I guess that was similar to what happened in The Force Awakens. That kind of heart-breaking fragment when she sensed the death of Han Solo. A sense about her another big loss, after of course, she lost her son, Ben –who gave himself to the Dark Side- and her brother, Luke, who buried himself in grief and guilt.

She has fought for Rebellion through her whole life. During her fight, there are people like Luke, Han and Ben. But in the end, she has to lose them. Years before, her planet and home were destroyed. Her adoptive parents were killed, her biological mother died after giving birth for her and her biological father chose to be a monster before he died.

People may get surprised because through those merciless losses, she turns to be a general without the fancy Force. But the Force is not bigger than Leia herself. The Force she has makes her sense thing she needs to understand and accept, even though it hurts. And together with the Force like this, there is always a melancholy she has to swallow.

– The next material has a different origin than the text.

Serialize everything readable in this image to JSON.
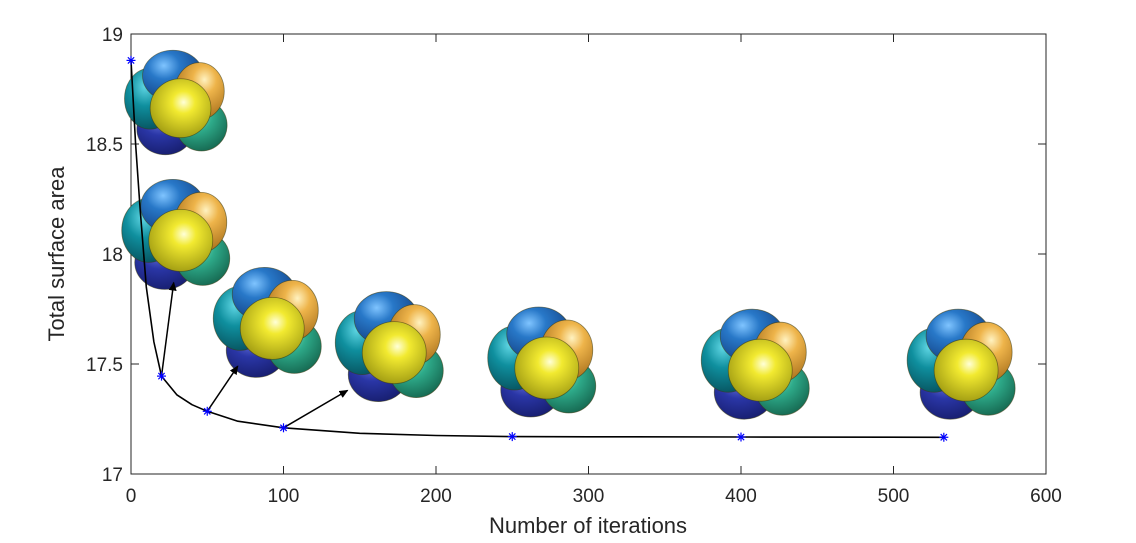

Some epics end violently. Others push themselves not to end at all. Perhaps her tartness is just too huge to take, but she has seen that she is not the only one who lost everything. She doesn’t quit. And somehow, this decision reminds me that a choice to be General Organa has always existed -even through the time I thought strength could not exist.